Still the lively raconteur today at 97 years old, Metcalf likes to tell the story of how he became one of the first Academy deans. He arrived at Punahou in 1950, and after four years of teaching sixth and eighth grades and another three as an Academy English teacher, then Punahou President John Fox approached him in spring 1957, with an irresistible offer.
“Tom, we know what your faults are, but we want to offer you a position as dean,” Fox said.
“What’s a dean?” Tom asked.
“I don’t know, but there will be four of you.”
And so Metcalf’s dream role began.
“Being a dean was the best position one could have at Punahou,” Metcalf said as part of a 2021 Alumni Week video. “You pick up ninth graders – 14 years old, coming into the Academy. You stay with them for four years and see them grow from boys and girls into young men and women.”
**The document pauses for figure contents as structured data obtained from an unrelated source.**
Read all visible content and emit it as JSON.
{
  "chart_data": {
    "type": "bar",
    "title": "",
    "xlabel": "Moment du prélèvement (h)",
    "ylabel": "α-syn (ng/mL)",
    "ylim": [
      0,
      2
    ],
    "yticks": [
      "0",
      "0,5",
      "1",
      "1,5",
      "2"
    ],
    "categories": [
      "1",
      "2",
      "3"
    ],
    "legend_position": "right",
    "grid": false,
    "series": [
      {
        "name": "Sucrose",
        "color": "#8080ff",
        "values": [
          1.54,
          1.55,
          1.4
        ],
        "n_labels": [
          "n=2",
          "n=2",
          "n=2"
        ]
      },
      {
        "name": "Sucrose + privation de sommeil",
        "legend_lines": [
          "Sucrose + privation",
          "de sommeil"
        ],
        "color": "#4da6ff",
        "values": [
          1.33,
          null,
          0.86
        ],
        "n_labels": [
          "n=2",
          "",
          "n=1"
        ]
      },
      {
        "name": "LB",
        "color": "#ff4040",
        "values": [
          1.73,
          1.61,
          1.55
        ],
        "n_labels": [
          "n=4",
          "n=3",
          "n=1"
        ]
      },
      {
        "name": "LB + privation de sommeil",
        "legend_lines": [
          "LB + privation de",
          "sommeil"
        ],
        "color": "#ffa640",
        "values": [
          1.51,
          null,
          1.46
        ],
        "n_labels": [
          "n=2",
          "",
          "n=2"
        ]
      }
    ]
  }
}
More than 3,000 students in the Classes of 1959, 1963, 1967, 1971, 1976, 1980, 1984 and 1988 successfully completed the Punahou experience, thanks, in part, to Dean Metcalf’s wry wit, practical common sense and deep well of tough love.
Although it’s been more than three decades since he served as dean, he remembers individual students and incidents in uncanny detail. He recalls the Class of ’76 featuring him in a dance number in their senior Variety Show, dubbing him the “Dancing Dean.” And he still Zooms with the Class of ’59 on the first Friday of each month. (“They may be 80, but to me they are still 18,” he said.)
Byron Washom ’67 says whenever he sees Metcalf, he tells him that everything he accomplishes in life is a “dividend of (his) guidance to take risks while pursuing whatever becomes my passion.” So in October 2021, eager to incent engagement in his 55th Reunion, Washom proposed that the Class of ’67 create an endowed financial aid fund in honor of their former dean.
With characteristic modesty, Metcalf initially didn’t want the limelight shone on him, but then warmed to the plan, and agreed that the fund would be called “Tiger Tom.” He hoped the money raised would help students who are making a difference, but haven’t been recognized for their actions.
Within three months, the Class of ’67 had contributed twice the gift minimum for establishing an endowed financial aid fund. “How better to convey our sincerest mahalo to a great mentor and friend?” Washom said. “We hope that other classes join us in supporting the Tiger Tom Metcalf Endowed Financial Aid Fund.”
Remembering the cold February day when he took the bus from Middlebury College into Burlington for his Punahou job interview, Metcalf is mindful that life could have been very different had he not found his way to Hawai‘i. “I have to thank Punahou and Hawai‘i for a wonderful life,” he said.
And now, many more students will have Tiger Tom to thank for their Punahou experiences in years to come.